An AC above posted a nice story ...
http://exiledonline.com/failing-up-with-citigroups-dick-parsons/
There is nothing wrong with entrepreneurial networking, the problem is that the top is littered with networks of little better than confidence men looking for fellow sociopaths to sell their cons ... and as the article shows, the very very top is by far the worst.
First of all the Groklaw statement you quoted was clearly opinion, it wasn't presented as interpretation of the court ruling at all. Also you're entirely wrong any way.
Part of the ruling quoted by Groklaw :
“[I]nventions with specific applications or improvements to technologies in the marketplace [may not] be so abstract that they override the statutory language and framework of the Patent Act.” Research Corp., 627 F.3d at 869. However, according to the patent itself, the claims’ novelty and improvement over the standard is the rounding of the floating-point number before, rather than after, the arithmetic computation. ‘697 Patent Col. 4:32–48. So, as in Flook, Claim 1 merely constitutes an improvement on the known method for processing floating-point numbers. Id. at 595 n.18. Claim 1, then, is merely an improvement on a mathematical formula. Even when tied to computing, since floating-point numbers are a computerized numeric format, the conversion of floating-point numbers has applications across fields as diverse as science, math, communications, security, graphics, and games. Thus, a patent on Claim 1 would cover vast end uses, impeding the onward march of science. Benson, 409 U.S. at 68. Under Flook, the improvement over the standard is insufficient to validate Claim 1’s otherwise unpatentable subject matter."
So novelty and non obviousness were ruled on by the court ... that's what Flook is all about.
Two wrongs make a right?
Also one of the most heavily regulated to enforce competition, especially in the EU.
They know anticompetitive behaviour when they see it.
I think Apple is being the innovative one here, innovatively anticompetitive ... and I agree with Apple, they are abiding by the letter of the law.
The question is do we want all major manufacturers with some decent pull (ie. Samsung) to start doing this as well ... I think we don't, allowing market incumbents to throw up extra barriers of entry through contracts only benefits the market incumbents.
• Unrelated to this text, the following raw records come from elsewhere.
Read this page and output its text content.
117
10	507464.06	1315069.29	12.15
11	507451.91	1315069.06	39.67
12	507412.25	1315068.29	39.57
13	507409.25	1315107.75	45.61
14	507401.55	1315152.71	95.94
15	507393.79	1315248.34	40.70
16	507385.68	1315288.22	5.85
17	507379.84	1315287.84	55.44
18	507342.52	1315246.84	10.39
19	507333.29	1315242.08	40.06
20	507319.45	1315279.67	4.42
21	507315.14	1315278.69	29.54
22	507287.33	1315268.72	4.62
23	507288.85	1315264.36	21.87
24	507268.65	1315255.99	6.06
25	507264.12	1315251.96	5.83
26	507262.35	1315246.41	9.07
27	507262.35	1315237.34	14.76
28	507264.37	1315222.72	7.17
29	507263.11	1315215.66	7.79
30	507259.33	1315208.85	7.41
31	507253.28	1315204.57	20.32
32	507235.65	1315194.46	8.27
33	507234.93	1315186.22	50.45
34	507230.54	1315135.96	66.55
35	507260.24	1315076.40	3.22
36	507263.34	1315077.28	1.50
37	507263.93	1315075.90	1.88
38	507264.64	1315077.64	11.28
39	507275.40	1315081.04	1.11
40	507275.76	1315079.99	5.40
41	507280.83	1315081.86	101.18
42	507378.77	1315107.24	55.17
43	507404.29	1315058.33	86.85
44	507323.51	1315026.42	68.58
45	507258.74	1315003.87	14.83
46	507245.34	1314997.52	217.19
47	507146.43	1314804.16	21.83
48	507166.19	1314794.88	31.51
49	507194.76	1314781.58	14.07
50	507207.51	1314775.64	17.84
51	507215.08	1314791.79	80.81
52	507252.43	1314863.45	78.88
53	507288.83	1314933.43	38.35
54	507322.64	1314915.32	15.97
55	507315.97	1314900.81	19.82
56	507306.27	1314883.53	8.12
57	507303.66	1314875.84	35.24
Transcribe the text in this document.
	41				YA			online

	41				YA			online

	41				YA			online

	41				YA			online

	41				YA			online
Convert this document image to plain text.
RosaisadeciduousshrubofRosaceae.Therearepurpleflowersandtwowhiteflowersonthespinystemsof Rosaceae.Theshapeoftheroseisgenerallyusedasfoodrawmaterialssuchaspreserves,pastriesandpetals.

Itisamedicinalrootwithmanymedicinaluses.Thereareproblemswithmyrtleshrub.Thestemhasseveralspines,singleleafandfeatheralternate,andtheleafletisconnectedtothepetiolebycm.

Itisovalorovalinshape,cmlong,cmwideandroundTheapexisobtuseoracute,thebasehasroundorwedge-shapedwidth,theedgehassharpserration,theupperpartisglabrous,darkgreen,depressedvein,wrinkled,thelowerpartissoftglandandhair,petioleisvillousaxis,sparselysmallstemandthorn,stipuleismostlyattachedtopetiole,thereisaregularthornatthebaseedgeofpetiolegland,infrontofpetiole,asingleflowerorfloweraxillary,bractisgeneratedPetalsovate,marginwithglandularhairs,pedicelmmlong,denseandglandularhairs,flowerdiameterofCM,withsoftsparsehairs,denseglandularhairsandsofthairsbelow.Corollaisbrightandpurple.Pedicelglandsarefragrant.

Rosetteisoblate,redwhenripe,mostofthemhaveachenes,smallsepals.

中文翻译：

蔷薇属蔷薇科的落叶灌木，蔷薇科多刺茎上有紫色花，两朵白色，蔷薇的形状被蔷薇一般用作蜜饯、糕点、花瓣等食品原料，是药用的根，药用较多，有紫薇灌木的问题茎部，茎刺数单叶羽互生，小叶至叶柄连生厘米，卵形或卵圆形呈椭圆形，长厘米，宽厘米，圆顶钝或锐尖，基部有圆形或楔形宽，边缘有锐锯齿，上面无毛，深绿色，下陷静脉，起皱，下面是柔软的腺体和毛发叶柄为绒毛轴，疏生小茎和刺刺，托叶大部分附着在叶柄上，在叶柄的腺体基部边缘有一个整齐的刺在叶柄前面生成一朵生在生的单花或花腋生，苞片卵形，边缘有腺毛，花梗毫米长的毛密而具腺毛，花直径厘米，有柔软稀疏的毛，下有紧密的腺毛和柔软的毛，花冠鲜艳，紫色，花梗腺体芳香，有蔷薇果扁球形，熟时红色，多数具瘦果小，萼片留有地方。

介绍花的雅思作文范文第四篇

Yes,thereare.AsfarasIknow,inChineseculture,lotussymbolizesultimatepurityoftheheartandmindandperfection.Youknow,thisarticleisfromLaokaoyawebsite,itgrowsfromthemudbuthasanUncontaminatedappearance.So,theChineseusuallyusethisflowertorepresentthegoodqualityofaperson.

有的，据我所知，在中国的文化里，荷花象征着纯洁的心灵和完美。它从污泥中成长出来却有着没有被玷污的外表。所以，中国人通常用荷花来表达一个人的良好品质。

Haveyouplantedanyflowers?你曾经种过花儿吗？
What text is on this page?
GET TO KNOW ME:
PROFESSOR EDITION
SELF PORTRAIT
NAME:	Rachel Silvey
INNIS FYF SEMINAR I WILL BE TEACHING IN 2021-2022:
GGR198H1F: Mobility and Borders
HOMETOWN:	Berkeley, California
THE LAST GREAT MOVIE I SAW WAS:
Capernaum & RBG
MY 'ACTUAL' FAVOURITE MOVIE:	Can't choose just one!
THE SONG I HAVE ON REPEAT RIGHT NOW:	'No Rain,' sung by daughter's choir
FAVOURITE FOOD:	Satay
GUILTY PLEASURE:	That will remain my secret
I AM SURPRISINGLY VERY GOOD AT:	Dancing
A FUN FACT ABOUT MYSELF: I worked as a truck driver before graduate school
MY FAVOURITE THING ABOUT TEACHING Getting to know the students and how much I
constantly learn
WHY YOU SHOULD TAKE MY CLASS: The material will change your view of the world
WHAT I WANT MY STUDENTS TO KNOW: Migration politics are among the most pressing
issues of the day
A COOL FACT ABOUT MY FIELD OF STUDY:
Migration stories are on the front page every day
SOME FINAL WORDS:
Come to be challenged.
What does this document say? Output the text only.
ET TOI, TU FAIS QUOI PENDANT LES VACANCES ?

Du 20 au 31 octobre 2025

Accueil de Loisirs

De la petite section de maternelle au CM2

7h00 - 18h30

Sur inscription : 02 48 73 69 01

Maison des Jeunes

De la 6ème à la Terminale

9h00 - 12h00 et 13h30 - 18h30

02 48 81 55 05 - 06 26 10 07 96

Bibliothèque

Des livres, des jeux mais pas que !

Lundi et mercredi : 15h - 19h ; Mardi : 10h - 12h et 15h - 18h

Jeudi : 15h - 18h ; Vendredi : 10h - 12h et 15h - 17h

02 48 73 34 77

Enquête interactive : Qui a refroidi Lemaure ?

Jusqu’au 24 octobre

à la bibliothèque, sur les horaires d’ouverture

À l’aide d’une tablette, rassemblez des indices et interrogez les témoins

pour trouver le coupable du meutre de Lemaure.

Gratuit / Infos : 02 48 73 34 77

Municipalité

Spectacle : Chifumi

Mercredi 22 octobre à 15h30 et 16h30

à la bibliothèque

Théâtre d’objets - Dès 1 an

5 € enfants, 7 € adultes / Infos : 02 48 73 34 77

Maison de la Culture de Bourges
So lets update the laws to make what Apple is doing illegal going forward.
Immigrants ... of course immigrants are completely fucking irrelevant to the story.
These companies aren't screaming to make it easier to immigrate ... they want more visas (ie. people forever on the edge of being deported if they lose their job).
It could be a bug in the overdrive system, which can carry over state between frames inside the hardware.
That's not on a 457 visa though ... generally if you bring enough money you can immigrate anywhere.
Messages are mixed, the rumour mill is convinced it's going to be AMD ... but there are few credible sources.
Accomodation-vergence mismatch is an overstated problem for the majority of the population ... sucks if you are part of the minority of course, but meh ... not my problem.
You can get used to a lot of things, half the time in house I don't wear my glasses, half the time I do ... my brain is already used to two sets of accommodation and vergence matching functions, it can handle one more.
The MPEG-LA license pools don't offer non-standard restricted licenses ... Google being a licensor for say the AVC pool wouldn't give them any rights for VP8.
ISO/MPEG has a huge problem with NIH syndrome ... every time they are involved with video standards lately they just make it worse.
H.263+ was better than MPEG4, H.264 was better before MPEG involvement ... they have the reverse midas touch.
It legitimizes the patents in question and if I want to abide by the license I have to use them ONLY to implement VP8, not a fork of VP8 which doesn't obey the VP8 specification ... score one for collaboration with the enemy.
Would you say that you would cost more or less to hire than an equally knowledgeable Linux developer for consulting services?